The Self-Portrait Etchings

Rembrandt etched approximately 30 self-portraits, ranging from small, rapid character studies — himself grimacing, shouting, staring wide-eyed, wearing elaborate hats — to the more considered, finished compositions that parallel his painted self-portraits. The etched self-portraits served partly as demonstrations of emotional range: a kind of actor’s exercise in which Rembrandt used his own face as a model for testing how printed lines could capture transient expression. They are also among the earliest and most concentrated examples of an artist using the print medium for sustained psychological self-examination.
Several of the etched self-portraits show what the medium could do that paint could not: the rapid, sketchy quality of some — barely a few dozen lines describing a face — demonstrates intaglio’s capacity for spontaneity at a scale that oil on panel simply does not permit.
Reputation During His Lifetime — and After
Unlike his paintings, his prints circulated throughout Europe during his lifetime, contributing to his great reputation.
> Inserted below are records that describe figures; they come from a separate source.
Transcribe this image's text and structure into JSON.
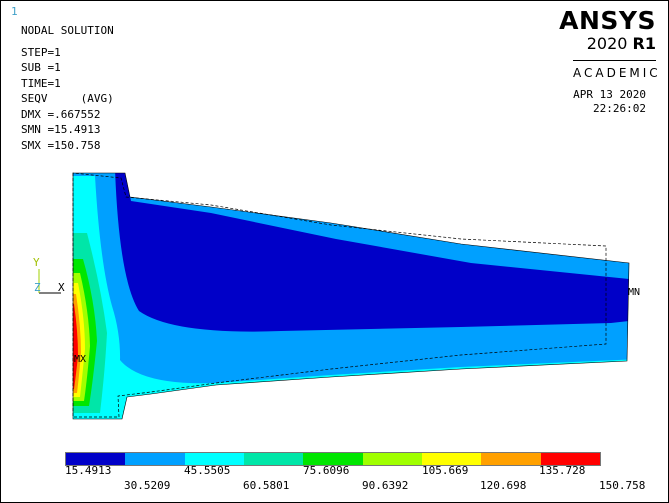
{
  "window_number": "1",
  "info": {
    "title": "NODAL SOLUTION",
    "step": "STEP=1",
    "sub": "SUB =1",
    "time": "TIME=1",
    "result": "SEQV     (AVG)",
    "dmx": "DMX =.667552",
    "smn": "SMN =15.4913",
    "smx": "SMX =150.758"
  },
  "brand": {
    "name": "ANSYS",
    "year": "2020",
    "release": "R1",
    "edition": "ACADEMIC"
  },
  "date": "APR 13 2020",
  "time": "22:26:02",
  "triad": {
    "y": "Y",
    "z": "Z",
    "x": "X"
  },
  "markers": {
    "mx": "MX",
    "mn": "MN"
  },
  "legend": {
    "colors": [
      "#0000c8",
      "#00a0ff",
      "#00ffff",
      "#00e6a8",
      "#00e600",
      "#a0ff00",
      "#ffff00",
      "#ffa000",
      "#ff0000"
    ],
    "top_labels": [
      "15.4913",
      "45.5505",
      "75.6096",
      "105.669",
      "135.728"
    ],
    "bottom_labels": [
      "30.5209",
      "60.5801",
      "90.6392",
      "120.698",
      "150.758"
    ]
  }
}
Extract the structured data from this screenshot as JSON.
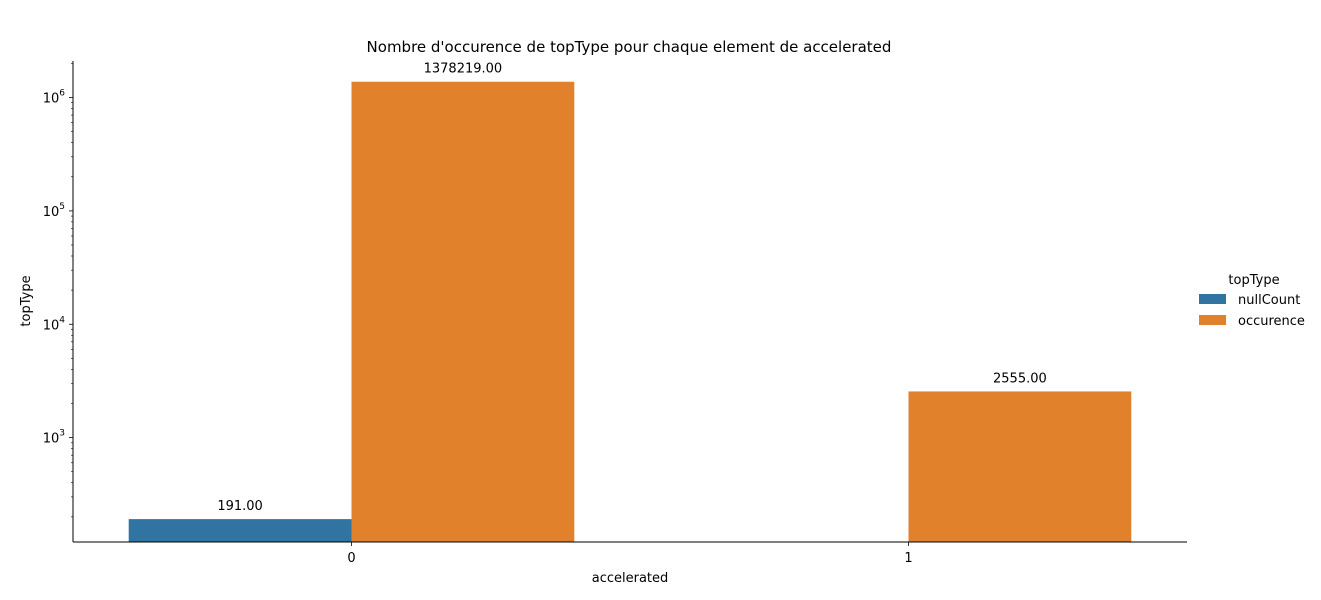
{
  "chart_data": {
    "type": "bar",
    "title": "Nombre d'occurence de topType pour chaque element de accelerated",
    "xlabel": "accelerated",
    "ylabel": "topType",
    "yscale": "log",
    "ylim": [
      120,
      2100000
    ],
    "categories": [
      "0",
      "1"
    ],
    "series": [
      {
        "name": "nullCount",
        "color": "#3274a1",
        "values": [
          191,
          null
        ],
        "labels": [
          "191.00",
          null
        ]
      },
      {
        "name": "occurence",
        "color": "#e1812c",
        "values": [
          1378219,
          2555
        ],
        "labels": [
          "1378219.00",
          "2555.00"
        ]
      }
    ],
    "y_ticks": [
      {
        "value": 1000,
        "base": "10",
        "exp": "3"
      },
      {
        "value": 10000,
        "base": "10",
        "exp": "4"
      },
      {
        "value": 100000,
        "base": "10",
        "exp": "5"
      },
      {
        "value": 1000000,
        "base": "10",
        "exp": "6"
      }
    ],
    "legend": {
      "title": "topType",
      "placement": "right"
    },
    "grid": false
  }
}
Eighty of his original copper plates survive, and for two centuries after his death they passed through collectors’ hands, being reworked and printed from repeatedly — a practice that produced impressions of varying quality but kept his work in circulation. In 1993, a collection of plates was sold at auction and dispersed globally; several returned to Dutch institutions including the Rembrandthuis and the Rijksmuseum.
The Rembrandthuis in Amsterdam — the house he lived in during his most commercially successful years — has a printing press reconstructed in the original room where Rembrandt is believed to have worked. It is one of the more concrete connections available to anyone trying to understand how he actually made these objects: the press, the plates, the acid bath, the paper. The etchings were not a sideline. They were where Rembrandt spent a significant portion of his working life, and where he found solutions to problems — about light, about shadow, about how to render a human face at the edge of darkness — that fed back into his painting and influenced every printmaker who came after him.
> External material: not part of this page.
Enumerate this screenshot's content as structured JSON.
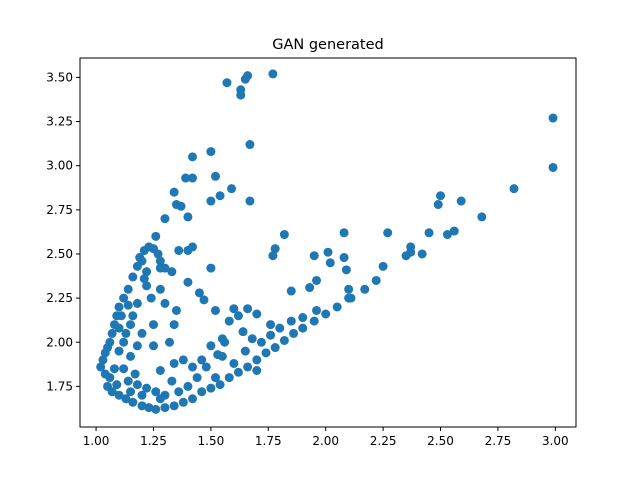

What the Etchings Tell Us That the Paintings Don’t
Rembrandt’s paintings are, by their nature, finished objects — the end result of a process that is largely hidden. The states of his etchings expose the process. They show him changing his mind, pushing compositions further, abandoning solutions and trying others, returning to work he had set aside. They reveal the thinking behind the seeing.
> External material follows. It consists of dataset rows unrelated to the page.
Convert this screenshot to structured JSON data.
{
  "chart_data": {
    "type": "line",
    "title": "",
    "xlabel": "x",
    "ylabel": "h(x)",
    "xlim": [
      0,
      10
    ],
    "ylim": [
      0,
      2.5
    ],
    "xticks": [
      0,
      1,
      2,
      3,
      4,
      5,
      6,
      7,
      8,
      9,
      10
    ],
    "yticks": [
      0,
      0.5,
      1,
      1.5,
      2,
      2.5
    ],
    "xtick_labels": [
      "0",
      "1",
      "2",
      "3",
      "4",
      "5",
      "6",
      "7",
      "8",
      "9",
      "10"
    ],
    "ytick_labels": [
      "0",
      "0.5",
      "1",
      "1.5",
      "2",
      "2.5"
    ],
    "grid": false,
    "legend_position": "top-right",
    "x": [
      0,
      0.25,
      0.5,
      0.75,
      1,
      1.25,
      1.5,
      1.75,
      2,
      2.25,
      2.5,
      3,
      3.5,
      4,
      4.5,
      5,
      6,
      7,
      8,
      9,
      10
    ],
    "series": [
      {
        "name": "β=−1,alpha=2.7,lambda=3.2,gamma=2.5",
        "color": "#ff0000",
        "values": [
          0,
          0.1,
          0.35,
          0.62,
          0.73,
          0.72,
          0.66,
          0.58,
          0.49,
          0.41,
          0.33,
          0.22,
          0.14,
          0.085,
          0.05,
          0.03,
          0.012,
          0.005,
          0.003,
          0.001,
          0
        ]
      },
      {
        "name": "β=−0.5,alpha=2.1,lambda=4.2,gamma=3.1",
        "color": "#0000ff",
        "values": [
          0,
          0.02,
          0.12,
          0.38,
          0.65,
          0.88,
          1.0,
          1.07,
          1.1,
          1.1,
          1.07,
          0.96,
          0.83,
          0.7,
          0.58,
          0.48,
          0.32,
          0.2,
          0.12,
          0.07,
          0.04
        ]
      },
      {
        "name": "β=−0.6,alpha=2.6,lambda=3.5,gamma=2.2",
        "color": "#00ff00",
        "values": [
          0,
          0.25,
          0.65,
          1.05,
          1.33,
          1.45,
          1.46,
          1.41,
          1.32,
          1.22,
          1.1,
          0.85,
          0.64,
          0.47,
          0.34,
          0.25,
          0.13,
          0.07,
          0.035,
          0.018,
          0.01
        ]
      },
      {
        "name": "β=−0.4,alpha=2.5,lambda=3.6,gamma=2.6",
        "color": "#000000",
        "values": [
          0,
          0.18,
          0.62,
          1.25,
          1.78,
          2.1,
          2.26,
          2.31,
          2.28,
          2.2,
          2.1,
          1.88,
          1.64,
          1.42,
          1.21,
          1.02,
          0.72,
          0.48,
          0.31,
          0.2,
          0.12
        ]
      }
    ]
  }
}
They also show a willingness to accept limitation as a creative condition. The burr wears away. The acid bites unpredictably. The paper matters. Each impression is slightly different from the last. Rembrandt worked with these constraints rather than against them, finding in the particular qualities of each technique — the softness of drypoint burr, the spontaneous line of the etching needle, the deep blacks that only drypoint can produce — the specific visual effects he was after.
He was, as the Metropolitan Museum’s research has put it, “the first artist to fully exploit the potential of drypoint.” That the rest of the Western world is still catching up to what he did with a needle, a copper plate, and a press in 17th-century Amsterdam is a fact that the paintings alone cannot fully explain.